Economists are divided on the question of whether the U.S. economy is headed for a period of contraction — a downturn, in other words. According to a The Wall Street Journal poll, only 4.3% predicted a recession will take place in 2019, though nearly half (45.7%) expect such an event to occur by 2020.
One prevailing theory is that global developments, including the U.S.-China trade negotiations, Brexit and other political problems, reflect poorly on future growth, even if a worldwide recession isn't necessarily in the cards, Nouriel Roubini, professor of economics at New York University's Stern School of Business, wrote Friday in an article for The Guardian.
But for employers reading between the lines, what can be done to prepare an organization for a recession? U.S. businesses may not be in that frame of mind at the moment, given a strong labor market that has left employers looking to unconventional sources of talent. Job openings have increased on a year-over-year basis, according to the U.S. Bureau of Labor Statistics (BLS), and though the unemployment rate increased to 4% in January, observers have stated HR is operating in a candidate's market.
Yet employers can still plan for a downturn, according to sources who spoke with HR Dive. Employers can prepare best practices and strategies on two fronts — culture and compliance — to ensure that, from a workforce management perspective, employers can weather approaching storms.
The right mindset for planning
When it comes to organizational operations, HR can take a page or two from how the rest of the organization approaches a fluctuating economy. To that end, employers should engage as many segments as possible when planning for downturns, Bhushan Sethi, partner and joint leader of the Financial Services People and Organization practice at PwC, told HR Dive in an interview.
One point of view is understanding the impact to the consumer-facing segment of business. What areas are impacted, and what will the impact to operations be if the organization decides to cut costs by shedding jobs, products or processes? Essentially, Sethi asks, what levers can you pull?
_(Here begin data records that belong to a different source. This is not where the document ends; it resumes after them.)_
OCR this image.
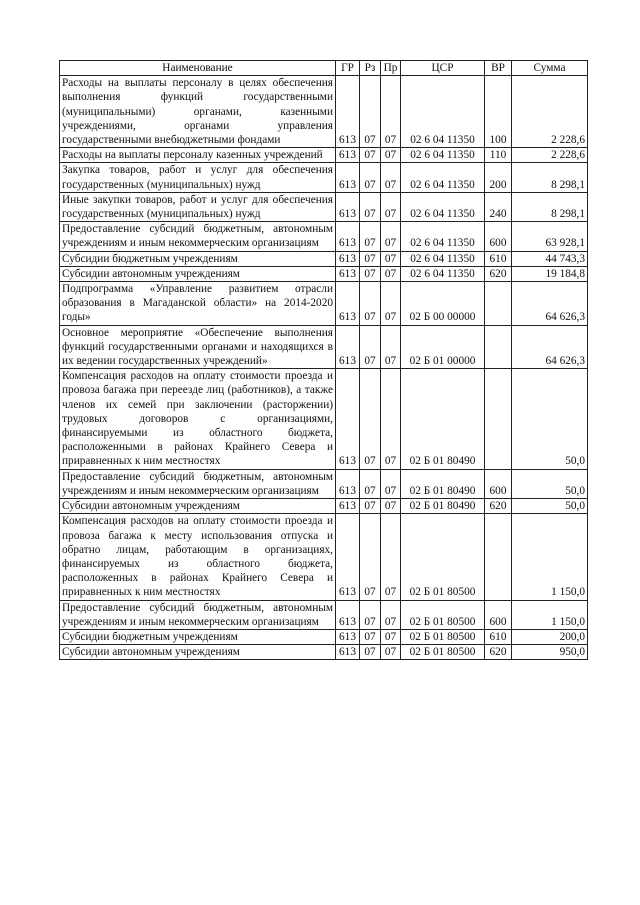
Наименование	ГР	Рз	Пр	ЦСР	ВР	Сумма
Расходы на выплаты персоналу в целях обеспечения выполнения функций государственными (муниципальными) органами, казенными учреждениями, органами управления государственными внебюджетными фондами	613	07	07	02 6 04 11350	100	2 228,6
Расходы на выплаты персоналу казенных учреждений	613	07	07	02 6 04 11350	110	2 228,6
Закупка товаров, работ и услуг для обеспечения государственных (муниципальных) нужд	613	07	07	02 6 04 11350	200	8 298,1
Иные закупки товаров, работ и услуг для обеспечения государственных (муниципальных) нужд	613	07	07	02 6 04 11350	240	8 298,1
Предоставление субсидий бюджетным, автономным учреждениям и иным некоммерческим организациям	613	07	07	02 6 04 11350	600	63 928,1
Субсидии бюджетным учреждениям	613	07	07	02 6 04 11350	610	44 743,3
Субсидии автономным учреждениям	613	07	07	02 6 04 11350	620	19 184,8
Подпрограмма «Управление развитием отрасли образования в Магаданской области» на 2014-2020 годы»	613	07	07	02 Б 00 00000		64 626,3
Основное мероприятие «Обеспечение выполнения функций государственными органами и находящихся в их ведении государственных учреждений»	613	07	07	02 Б 01 00000		64 626,3
Компенсация расходов на оплату стоимости проезда и провоза багажа при переезде лиц (работников), а также членов их семей при заключении (расторжении) трудовых договоров с организациями, финансируемыми из областного бюджета, расположенными в районах Крайнего Севера и приравненных к ним местностях	613	07	07	02 Б 01 80490		50,0
Предоставление субсидий бюджетным, автономным учреждениям и иным некоммерческим организациям	613	07	07	02 Б 01 80490	600	50,0
Субсидии автономным учреждениям	613	07	07	02 Б 01 80490	620	50,0
Компенсация расходов на оплату стоимости проезда и провоза багажа к месту использования отпуска и обратно лицам, работающим в организациях, финансируемых из областного бюджета, расположенных в районах Крайнего Севера и приравненных к ним местностях	613	07	07	02 Б 01 80500		1 150,0
Предоставление субсидий бюджетным, автономным учреждениям и иным некоммерческим организациям	613	07	07	02 Б 01 80500	600	1 150,0
Субсидии бюджетным учреждениям	613	07	07	02 Б 01 80500	610	200,0
Субсидии автономным учреждениям	613	07	07	02 Б 01 80500	620	950,0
"There's the human side of this as well," Sethi said. "I can't overemphasize that anticipating that there is fear and anxiety around these topics is important."
Communication, important as ever in the HR world, becomes paramount when formulating a plan, but no organization will adopt the same approach: "if we suggest 100% transparency, some will have a different appetite," Sethi said. Still, being transparent is an important component regardless of degree, and Sethi said this is especially visible in the development of a "narrative" for how the employer plans to face external change, be it due to the stock market, automation or something else.
"Organizations, regulators, suppliers want to know these aspects," Sethi said. "But the old adage of treating people with respect, and engaging people early on with some humanity, I think that's a professional way of operating any business."
Navigating layoffs
When worst comes to worst, layoffs — especially mass layoffs — are an obvious talking point. In a 2012 report examining economic data from the primary years of the Great Recession, the BLS counted 3,059 mass layoff actions (periods in which at least 50 initial claims for unemployment insurance are filed against an establishment during a consecutive five-week period) in 2009 alone, impacting 326,392 workers.
Bleak as these decisions may be, employers vary in their approach to conducting them, Daniel Schwartz, partner at Shipman & Goodwin, told HR Dive in an interview. At times layoffs primarily impact one department, or they may take the form of a percentage, say 10%, of all staff. But employers must be sure to have a clear, non-discriminatory reasoning in making those choices, according to Schwartz. He gave three questions for an employer to ask ahead of a layoff:
- What are the criteria the organization is using to make the decision, and can those criteria be fairly applied across the board?
- If the criteria are applied, will they have a disparate impact?
- Will the employer offer severance?
Schwartz advised employers to be wary of the potential for disparate impact, particularly actions that could disproportionately impact older workers. In the wake of the last recession, "we saw a number of age discrimination cases that were fought," Schwartz said. He advised employers to work with an outside lawyer and a statistical expert to determine if any such statistical correlations exist. "It's not something most HR people can eyeball," he said.
Employers with 100 or more employees must, in certain instances, issue a written Worker Adjustment and Retraining Notification Act (WARN) notice at least 60 calendar days in advance of a mass layoff or plant closing affecting 50 or more employees at a single site of employment. There are exceptions to this requirement, as spelled out by the U.S. Department of Labor, but Schwartz said the 60-day notice requirement isn't something easily waived. WARN should be done as early as possible, he added, and while the process of deciding whether to issue such a notice may be difficult, states governments usually have a rapid response unit with recommended language for WARNs.
Could a skills focus help?
Looking ahead at potential shifts in business needs could help employers during hard times, Sethi said, especially if HR can set expectations around which skills are must-haves. Accurate job descriptions can be helpful, too.
"Most job descriptions are not worth the paper they're written on," Sethi said. To make them more effective, Sethi suggested HR focus on business capabilities that will be needed regardless of anticipated technological changes.
And when capabilities don't match skillsets, that's when reskilling comes into play. It may be that not all employees are willing to take the initiative to invest in their own development, Sethi said, but employers should still seek exciting and engaging ways to enable workers to do so.
"I can't expect my team to fully invest in themselves if I can't guarantee I'll invest them," he said.